Others maintained that the development would breach existing restrictive covenants on the land.

Labour responses

From the Labour side Cllr Mike Turner dismissed these arguments. He said that it was the “Tory government” which had “changed the policy from brownfield to greenfield sites… it’s ‘nimbyism’ and that’s the fact of the matter”. Cllr Peter Chowney, former council leader and now holder of its finance portfolio, challenged the Conservatives to say how else they would plug a three and a half million pound gap in the council’s finances. Investment from the Harrow Lane sale would bring in £250,000 revenue annually. “Whose jobs are you going to cut? What services are you going to cut? How are you going to magic up £250,000 worth of income?”

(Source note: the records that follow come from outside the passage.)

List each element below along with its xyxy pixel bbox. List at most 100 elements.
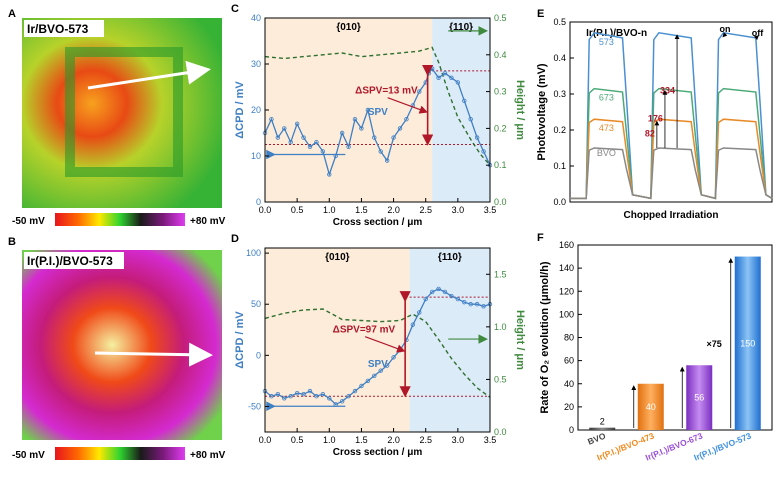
y-right-tick-label: 0.0 — [494, 197, 507, 207]
bar-ir-pi-bvo-473 — [637, 383, 664, 430]
panel-b-scan-arrow — [94, 342, 213, 367]
spv-data-point — [359, 383, 364, 389]
y-tick-label: 160 — [559, 240, 574, 250]
panel-a-title: Ir/BVO-573 — [27, 22, 89, 36]
y-right-tick-label: 0.0 — [494, 427, 507, 437]
y-tick-label: 0.2 — [553, 125, 566, 135]
x-tick-label: 2.5 — [419, 205, 432, 215]
y-right-tick-label: 0.1 — [494, 160, 507, 170]
y-axis-label: Photovoltage (mV) — [536, 63, 548, 161]
y-left-axis-label: ΔCPD / mV — [234, 311, 246, 369]
panel-a-scan-arrow — [87, 60, 211, 90]
panel-b-colorbar — [55, 447, 185, 460]
region-010-label: {010} — [325, 252, 350, 263]
x-tick-label: 2.5 — [419, 435, 432, 445]
y-tick-label: 0.3 — [553, 89, 566, 99]
panel-a-scale-max: +80 mV — [190, 216, 226, 227]
height-profile-line — [264, 308, 491, 398]
spv-data-point — [378, 368, 383, 373]
spv-data-point — [455, 296, 461, 302]
delta-spv-pointer — [364, 336, 406, 353]
y-tick-label: 0 — [569, 425, 574, 435]
y-tick-label: 140 — [559, 263, 574, 273]
spv-data-point — [378, 149, 383, 154]
spv-data-point — [468, 302, 473, 307]
y-right-tick-label: 0.2 — [494, 123, 507, 133]
y-left-tick-label: 0 — [256, 350, 261, 360]
x-axis-label: Cross section / μm — [333, 217, 423, 228]
x-tick-label: 3.5 — [484, 205, 497, 215]
panel-b-letter: B — [8, 236, 16, 248]
spv-data-point — [417, 310, 422, 315]
spv-data-point — [372, 373, 377, 378]
photovoltage-series-473 — [570, 118, 773, 200]
panel-a-letter: A — [8, 8, 16, 20]
spv-data-point — [423, 296, 428, 302]
x-tick-label: 3.0 — [452, 205, 465, 215]
x-tick-label: 0.5 — [291, 435, 304, 445]
bar-value-label: 40 — [646, 402, 656, 412]
spv-data-point — [301, 135, 306, 140]
bar-value-label: 2 — [600, 417, 605, 427]
spv-data-point — [449, 75, 454, 80]
delta-spv-pointer — [387, 97, 428, 114]
spv-data-point — [391, 135, 396, 140]
spv-data-point — [269, 394, 274, 399]
spv-data-point — [294, 121, 300, 126]
spv-data-point — [481, 149, 486, 154]
photovoltage-series-bvo — [570, 147, 773, 200]
y-right-axis-label: Height / μm — [514, 80, 526, 140]
spv-data-point — [346, 394, 351, 399]
spv-data-point — [275, 391, 281, 397]
panel-c: C {010} {110} ΔSPV=13 mV SPV 0.0 0.5 1.0 1.5 2.0 2… — [231, 3, 526, 228]
y-right-tick-label: 1.0 — [494, 322, 507, 332]
x-tick-label: 2.0 — [387, 205, 400, 215]
spv-data-point — [404, 116, 409, 122]
x-tick-label: 3.0 — [452, 435, 465, 445]
x-tick-label: 0.0 — [259, 435, 272, 445]
region-010-background — [265, 18, 433, 202]
delta-spv-annotation: ΔSPV=13 mV — [355, 86, 418, 97]
spv-data-point — [474, 302, 480, 307]
height-profile-line — [264, 46, 491, 166]
spv-data-point — [429, 289, 435, 295]
spv-profile-line — [264, 288, 491, 406]
bar-bvo — [589, 427, 616, 430]
series-label-473: 473 — [599, 123, 614, 133]
spv-data-point — [462, 299, 467, 305]
y-tick-label: 0.1 — [553, 161, 566, 171]
spv-data-point — [384, 363, 390, 368]
y-left-tick-label: 20 — [251, 105, 261, 115]
x-axis-label: Chopped Irradiation — [624, 210, 719, 221]
series-label-573: 573 — [599, 37, 614, 47]
spv-data-point — [320, 391, 326, 397]
panel-a-colorbar — [55, 213, 185, 226]
y-left-tick-label: 30 — [251, 59, 261, 69]
y-tick-label: 120 — [559, 286, 574, 296]
y-tick-label: 80 — [564, 333, 574, 343]
region-010-background — [265, 248, 410, 432]
y-tick-label: 0.0 — [553, 197, 566, 207]
multiplier-label: ×75 — [706, 339, 721, 349]
y-tick-label: 100 — [559, 309, 574, 319]
spv-data-point — [372, 135, 377, 140]
x-tick-label: 1.0 — [323, 435, 336, 445]
category-label: BVO — [586, 430, 607, 446]
spv-data-point — [462, 98, 467, 103]
y-left-tick-label: 100 — [246, 248, 261, 258]
y-right-axis-label: Height / μm — [514, 310, 526, 370]
panel-f: F 0 20 40 60 80 100 120 140 160 Rate of O₂ evoluti… — [537, 232, 773, 463]
x-axis-label: Cross section / μm — [333, 447, 423, 458]
spv-data-point — [391, 355, 396, 360]
y-left-tick-label: 0 — [256, 197, 261, 207]
series-label-673: 673 — [599, 93, 614, 103]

There were more bitter responses from Labour councillors Claire Carr and Andy Batsford, both of whom had attended the previous Saturday’s protest. 

Cllr Carr told her fellow councillors – “What seems to be being lost in this is that this plan is actually to help the people in Hastings who need it most.” She referred to 300 people housed in temporary accommodation and 3,000 on the council’s waiting list. “They have nowhere to go… we need to build somewhere.” She had heard at the rally “a Tory with a loudspeaker”, whom she did not name, call the development with 100% social housing a ‘ghetto’ – “that rhetoric is disgusting, absolutely disgusting,” she complained.

“Absolute disgrace”

Cllr Batsford, who holds the council portfolio for housing and homelessness, launched a similar attack. “If we don’t bring these houses forward, we are condemning the next generation of our children to yet more inequality, more poverty, less chances of school and education and work chances….I heard ‘200 houses here’, and the word ‘ghetto’ used. My God, I couldn’t be more angry, as a boy brought up on a council estate. It’s just absolute disgrace, and he should be struck off.”

Both sides spoke of the need for central government to introduce mandatory legislation and/or fiscal penalties to force developers sitting on existing development permissions to proceed with them. Cllr Patmore referred to “circa 2,000 unbuilt permissions in our town that equates to a ten-year supply of housing”: he said that he had lobbied the government recently –“and we hope to see legislation on this soon”. 

Cllr Batsford’s response was scathing. “Taxing the landlords is trifling. These are offshore accounts that are just holding this land against the will of the people of Hastings. We need strong CPO [compulsory purchase order] laws which actually give councils the powers, at zero cost, to bring this land back to the people so we can build affordable homes for the people of Hastings and not pander to the offshore accounts, the Panama accounts, that I’m sure some of our ex-MPs are enjoying still.”

A vote was taken in due course to approve the full programme, councillors dividing 19 to 12 on party lines. Green councillor Julia Hilton sided with the approving Labour majority.